As many as 300 inmates, many of who are Taliban and Islamic State followers, have escaped from an Afghan prison after a protracted attack by ISIS that lasted nearly 20 hours.
The attack began Sunday evening in the city of Jalalabad when a suicide bomber slammed an explosive-laden vehicle into the security perimeter of a major prison complex housing. Militants then used the opening to storm the complex and began a gun battle with Afghan security forces that lasted nearly 20 hours.
ISIS’s Khorasan Province branch, which operates primarily in Afghanistan and Pakistan, claimed responsibility soon after the assault began. ISKP first came to fore in 2015 and has since grown and committed a number of atrocious attacks against civilian and military targets, including a bloody May attack on a Kabul maternity ward.

Attaullah Khogyani, a spokesman for the governor of Nangarhar province, said that Sunday’s lengthy bombing and gun battle killed at least 29 people and wounded 48 others, including civilians, according to the New York Times. Afghan Lt. Gen. Yasin Zia, who is chief of the Afghan army, said 10 ISKP attackers were killed in the subsequent fighting.
At the time of the bombing, there were reportedly about 1,800 inmates inside the complex, many of them Taliban and ISIS fighters, although the prison was also used to house general criminals. Of those who escaped, some 1,000 have been brought back to the prison, more than 50 have been injured, and 430 have been rescued. About 300 escapees are thought to be on the loose after the assault.
The attack came during a ceasefire between the Taliban and Afghan forces to mark Eid al-Adha, an Islamic festival celebrated by Muslims across the world. The Taliban, through its spokesman, immediately denied responsibility for the Jalalabad attack after the bombing.

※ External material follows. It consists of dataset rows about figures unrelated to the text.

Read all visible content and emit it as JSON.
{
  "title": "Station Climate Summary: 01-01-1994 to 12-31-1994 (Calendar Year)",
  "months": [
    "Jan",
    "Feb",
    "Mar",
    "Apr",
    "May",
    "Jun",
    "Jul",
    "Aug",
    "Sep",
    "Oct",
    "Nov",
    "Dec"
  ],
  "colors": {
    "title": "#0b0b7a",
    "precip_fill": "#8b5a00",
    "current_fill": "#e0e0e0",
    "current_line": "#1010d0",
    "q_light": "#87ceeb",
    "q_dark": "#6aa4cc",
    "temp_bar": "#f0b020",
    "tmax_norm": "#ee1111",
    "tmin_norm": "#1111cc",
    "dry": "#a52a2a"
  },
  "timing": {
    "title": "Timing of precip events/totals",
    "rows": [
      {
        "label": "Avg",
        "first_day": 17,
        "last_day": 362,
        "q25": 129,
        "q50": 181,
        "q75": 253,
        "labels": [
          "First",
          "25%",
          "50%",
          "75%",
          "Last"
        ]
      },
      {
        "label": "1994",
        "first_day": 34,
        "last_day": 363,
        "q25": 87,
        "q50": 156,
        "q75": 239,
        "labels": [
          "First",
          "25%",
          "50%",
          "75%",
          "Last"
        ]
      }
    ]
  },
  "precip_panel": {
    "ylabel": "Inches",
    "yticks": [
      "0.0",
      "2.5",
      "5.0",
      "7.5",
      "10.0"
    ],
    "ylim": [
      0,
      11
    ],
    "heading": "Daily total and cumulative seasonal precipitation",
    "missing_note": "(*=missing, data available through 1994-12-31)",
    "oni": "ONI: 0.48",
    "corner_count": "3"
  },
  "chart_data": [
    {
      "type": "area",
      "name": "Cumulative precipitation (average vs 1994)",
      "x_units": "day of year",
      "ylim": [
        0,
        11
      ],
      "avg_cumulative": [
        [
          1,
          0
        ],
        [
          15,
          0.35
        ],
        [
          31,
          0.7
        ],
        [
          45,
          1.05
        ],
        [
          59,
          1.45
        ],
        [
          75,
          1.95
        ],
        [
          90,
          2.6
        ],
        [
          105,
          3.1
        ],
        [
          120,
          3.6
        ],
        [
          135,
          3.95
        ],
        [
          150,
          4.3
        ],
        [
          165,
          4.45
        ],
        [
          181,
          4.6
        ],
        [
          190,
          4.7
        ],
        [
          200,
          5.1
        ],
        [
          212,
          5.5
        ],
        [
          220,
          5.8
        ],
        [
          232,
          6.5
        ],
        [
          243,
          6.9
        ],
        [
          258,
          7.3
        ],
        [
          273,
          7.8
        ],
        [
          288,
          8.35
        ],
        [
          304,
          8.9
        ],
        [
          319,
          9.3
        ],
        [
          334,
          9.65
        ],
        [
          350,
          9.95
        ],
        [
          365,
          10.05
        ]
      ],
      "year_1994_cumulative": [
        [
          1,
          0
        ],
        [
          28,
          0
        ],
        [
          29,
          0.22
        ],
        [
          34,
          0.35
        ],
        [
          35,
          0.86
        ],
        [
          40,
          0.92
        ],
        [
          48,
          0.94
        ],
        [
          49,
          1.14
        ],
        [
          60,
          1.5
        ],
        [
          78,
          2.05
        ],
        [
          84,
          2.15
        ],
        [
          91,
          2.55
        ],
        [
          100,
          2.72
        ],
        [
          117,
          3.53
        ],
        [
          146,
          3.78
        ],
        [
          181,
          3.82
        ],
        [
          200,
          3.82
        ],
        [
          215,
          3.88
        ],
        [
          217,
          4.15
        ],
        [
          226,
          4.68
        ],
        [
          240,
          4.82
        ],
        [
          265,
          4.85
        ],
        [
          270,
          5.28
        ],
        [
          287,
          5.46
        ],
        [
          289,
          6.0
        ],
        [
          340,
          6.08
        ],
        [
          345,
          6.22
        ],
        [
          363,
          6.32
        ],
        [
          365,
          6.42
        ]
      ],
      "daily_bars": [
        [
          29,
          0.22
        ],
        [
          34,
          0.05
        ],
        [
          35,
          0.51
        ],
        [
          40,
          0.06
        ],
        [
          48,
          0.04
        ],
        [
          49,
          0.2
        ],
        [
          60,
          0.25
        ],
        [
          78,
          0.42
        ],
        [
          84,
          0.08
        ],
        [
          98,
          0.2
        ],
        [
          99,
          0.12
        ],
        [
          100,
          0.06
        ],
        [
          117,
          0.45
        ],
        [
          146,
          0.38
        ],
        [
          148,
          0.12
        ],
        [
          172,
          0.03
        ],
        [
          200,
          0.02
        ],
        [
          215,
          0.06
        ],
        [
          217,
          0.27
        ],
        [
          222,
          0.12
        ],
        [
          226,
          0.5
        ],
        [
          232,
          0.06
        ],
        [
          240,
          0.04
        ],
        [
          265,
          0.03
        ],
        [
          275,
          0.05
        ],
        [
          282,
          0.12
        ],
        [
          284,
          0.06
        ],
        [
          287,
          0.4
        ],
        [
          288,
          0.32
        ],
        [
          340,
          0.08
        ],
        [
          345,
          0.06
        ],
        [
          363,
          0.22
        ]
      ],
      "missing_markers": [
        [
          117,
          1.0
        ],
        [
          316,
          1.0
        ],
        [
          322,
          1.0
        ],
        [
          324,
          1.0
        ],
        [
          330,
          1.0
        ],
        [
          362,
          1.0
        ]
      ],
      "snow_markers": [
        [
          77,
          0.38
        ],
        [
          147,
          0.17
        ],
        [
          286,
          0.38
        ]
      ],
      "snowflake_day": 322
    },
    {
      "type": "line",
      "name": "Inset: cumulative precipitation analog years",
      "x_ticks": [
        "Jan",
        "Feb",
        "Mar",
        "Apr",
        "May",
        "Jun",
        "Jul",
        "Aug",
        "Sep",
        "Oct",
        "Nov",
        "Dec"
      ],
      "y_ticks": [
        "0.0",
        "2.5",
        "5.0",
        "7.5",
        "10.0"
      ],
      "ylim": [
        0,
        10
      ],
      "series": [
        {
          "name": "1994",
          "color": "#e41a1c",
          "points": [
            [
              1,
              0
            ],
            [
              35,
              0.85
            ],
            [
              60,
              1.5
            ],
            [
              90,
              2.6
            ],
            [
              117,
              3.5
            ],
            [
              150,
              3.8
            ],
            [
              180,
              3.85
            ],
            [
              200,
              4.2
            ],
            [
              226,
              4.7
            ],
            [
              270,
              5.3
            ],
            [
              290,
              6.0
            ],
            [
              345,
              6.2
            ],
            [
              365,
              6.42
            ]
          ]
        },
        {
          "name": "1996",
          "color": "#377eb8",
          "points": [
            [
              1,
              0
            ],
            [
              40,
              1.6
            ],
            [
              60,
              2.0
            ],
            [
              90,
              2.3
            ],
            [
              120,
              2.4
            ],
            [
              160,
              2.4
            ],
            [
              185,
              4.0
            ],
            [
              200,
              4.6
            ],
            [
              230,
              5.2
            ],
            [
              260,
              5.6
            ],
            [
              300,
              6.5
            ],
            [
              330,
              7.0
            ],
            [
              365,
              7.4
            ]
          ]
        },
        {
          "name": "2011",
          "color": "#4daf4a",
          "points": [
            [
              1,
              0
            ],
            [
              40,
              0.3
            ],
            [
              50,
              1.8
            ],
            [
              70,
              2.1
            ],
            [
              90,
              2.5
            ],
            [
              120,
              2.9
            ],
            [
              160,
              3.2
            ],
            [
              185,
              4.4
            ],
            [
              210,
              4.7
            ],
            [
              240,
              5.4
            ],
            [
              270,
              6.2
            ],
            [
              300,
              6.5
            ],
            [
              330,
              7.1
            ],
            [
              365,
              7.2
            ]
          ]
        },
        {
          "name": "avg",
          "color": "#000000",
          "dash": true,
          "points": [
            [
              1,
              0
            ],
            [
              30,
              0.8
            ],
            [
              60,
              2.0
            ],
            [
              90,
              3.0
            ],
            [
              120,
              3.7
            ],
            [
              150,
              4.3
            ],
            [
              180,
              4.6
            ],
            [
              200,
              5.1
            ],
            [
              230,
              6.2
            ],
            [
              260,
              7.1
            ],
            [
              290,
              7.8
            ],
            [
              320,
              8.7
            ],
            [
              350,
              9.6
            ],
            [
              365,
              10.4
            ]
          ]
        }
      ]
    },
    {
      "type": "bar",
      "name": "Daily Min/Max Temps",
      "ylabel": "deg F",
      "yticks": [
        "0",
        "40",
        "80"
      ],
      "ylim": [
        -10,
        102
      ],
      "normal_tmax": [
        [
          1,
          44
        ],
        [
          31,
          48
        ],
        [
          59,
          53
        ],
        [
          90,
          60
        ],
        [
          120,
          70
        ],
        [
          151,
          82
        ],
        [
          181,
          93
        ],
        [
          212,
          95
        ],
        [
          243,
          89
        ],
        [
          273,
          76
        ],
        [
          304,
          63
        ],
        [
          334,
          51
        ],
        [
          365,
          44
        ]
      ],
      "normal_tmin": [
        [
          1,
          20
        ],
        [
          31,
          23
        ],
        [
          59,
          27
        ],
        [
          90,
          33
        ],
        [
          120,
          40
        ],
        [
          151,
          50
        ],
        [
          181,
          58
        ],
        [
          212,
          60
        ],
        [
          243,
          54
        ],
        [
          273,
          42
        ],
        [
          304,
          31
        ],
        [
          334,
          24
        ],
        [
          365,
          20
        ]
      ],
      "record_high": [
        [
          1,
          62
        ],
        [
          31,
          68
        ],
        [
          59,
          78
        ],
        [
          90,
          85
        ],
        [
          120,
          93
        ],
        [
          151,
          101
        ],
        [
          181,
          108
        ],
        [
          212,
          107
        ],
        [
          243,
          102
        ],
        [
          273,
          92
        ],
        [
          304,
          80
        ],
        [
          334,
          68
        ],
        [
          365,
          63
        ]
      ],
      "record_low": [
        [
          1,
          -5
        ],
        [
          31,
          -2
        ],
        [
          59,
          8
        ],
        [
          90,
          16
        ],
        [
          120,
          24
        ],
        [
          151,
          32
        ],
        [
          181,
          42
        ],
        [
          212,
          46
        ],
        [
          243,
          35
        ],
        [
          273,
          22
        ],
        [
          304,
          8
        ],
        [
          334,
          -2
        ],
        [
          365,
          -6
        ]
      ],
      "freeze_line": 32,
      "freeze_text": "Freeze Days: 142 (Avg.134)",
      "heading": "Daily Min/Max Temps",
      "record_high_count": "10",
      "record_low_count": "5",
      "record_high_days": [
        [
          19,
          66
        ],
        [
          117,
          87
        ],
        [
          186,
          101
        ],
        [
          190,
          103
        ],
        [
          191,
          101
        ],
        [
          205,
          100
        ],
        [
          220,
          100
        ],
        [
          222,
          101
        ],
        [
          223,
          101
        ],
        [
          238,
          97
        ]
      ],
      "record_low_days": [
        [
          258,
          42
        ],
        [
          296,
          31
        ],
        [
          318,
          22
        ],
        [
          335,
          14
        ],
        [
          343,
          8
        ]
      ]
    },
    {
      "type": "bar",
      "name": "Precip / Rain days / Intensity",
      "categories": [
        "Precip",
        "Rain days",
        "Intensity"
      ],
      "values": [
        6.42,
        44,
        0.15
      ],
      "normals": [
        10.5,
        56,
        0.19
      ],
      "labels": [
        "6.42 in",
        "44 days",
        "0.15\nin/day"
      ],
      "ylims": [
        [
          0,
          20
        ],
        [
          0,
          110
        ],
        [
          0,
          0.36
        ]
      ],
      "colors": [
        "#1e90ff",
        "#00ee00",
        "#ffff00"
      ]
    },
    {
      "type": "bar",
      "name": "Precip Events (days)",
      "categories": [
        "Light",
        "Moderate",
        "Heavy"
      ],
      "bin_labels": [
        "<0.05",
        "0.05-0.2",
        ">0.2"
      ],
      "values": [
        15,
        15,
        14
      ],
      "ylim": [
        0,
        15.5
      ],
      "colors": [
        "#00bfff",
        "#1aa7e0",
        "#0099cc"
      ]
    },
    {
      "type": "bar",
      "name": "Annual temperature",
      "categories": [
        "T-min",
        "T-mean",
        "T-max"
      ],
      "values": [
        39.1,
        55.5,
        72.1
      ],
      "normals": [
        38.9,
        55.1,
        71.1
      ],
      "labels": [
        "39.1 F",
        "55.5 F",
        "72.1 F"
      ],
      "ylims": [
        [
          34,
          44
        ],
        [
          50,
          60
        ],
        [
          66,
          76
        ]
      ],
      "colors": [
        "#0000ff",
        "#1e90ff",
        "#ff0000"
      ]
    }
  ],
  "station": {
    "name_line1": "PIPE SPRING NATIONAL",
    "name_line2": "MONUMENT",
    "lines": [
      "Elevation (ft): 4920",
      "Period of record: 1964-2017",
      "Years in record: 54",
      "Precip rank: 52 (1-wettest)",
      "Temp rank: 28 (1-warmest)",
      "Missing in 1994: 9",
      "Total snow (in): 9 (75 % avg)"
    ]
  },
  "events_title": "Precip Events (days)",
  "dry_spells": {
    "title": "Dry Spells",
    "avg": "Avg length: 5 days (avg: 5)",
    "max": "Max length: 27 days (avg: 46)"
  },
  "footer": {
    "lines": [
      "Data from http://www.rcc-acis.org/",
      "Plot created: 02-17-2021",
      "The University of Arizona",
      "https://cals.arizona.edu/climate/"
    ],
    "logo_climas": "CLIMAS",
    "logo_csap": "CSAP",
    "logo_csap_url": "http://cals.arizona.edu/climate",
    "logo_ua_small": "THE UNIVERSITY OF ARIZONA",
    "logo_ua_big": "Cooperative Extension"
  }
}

The attack itself is one of the most complicated operations carried out by ISKP since its arrival to the region. ISKP also has a new leader who released a statement recently that said the terrorist branch would not “sit idle” while ISIS fighters were held captive, the BBC reported.
The Jalalabad attack bookended the three-day Eid al-Adha ceasefire between the government and the Taliban, as just hours before it began on Thursday, a car bomb in Logar province killed more than a dozen people.
Massoud Andarabi, Afghanistan’s interior minister, made comments after the Thursday attack tying the Haqqani network to ISKP. The Haqqani network is a militant group that has been historically tied to the Taliban.
“Shahab Almahajir, the newly appointed leader of Islamic State of Khorasan Province, or ISKP, is a Haqqani member,” Andarabi said. “Haqqani and the Taliban carry out their terrorism on a daily basis across Afghanistan, and when their terrorist activities do not suit them politically, they rebrand it under ISKP.”

While ISIS’s territorial caliphate previously located in Syria and Iraq has been eradicated, it still has branches, such as ISKP, Islamic State in West Africa, Islamic State in the Greater Sahara, and others, that carry out brutal attacks against military and civilians.
The United States scored a major victory in October when ISIS’s then-leader Abu Bakr al Baghdadi died in a Delta Force operation. The State Department announced in June that it was offering $10 million for information about the identity or location of ISIS’s new leader Amir Muhammad Sa’id Abdal-Rahma al Mawla.
The Washington Examiner reached out to the State Department for comment about ISKP’s attack in Jalalabad and the branch’s existence in the region.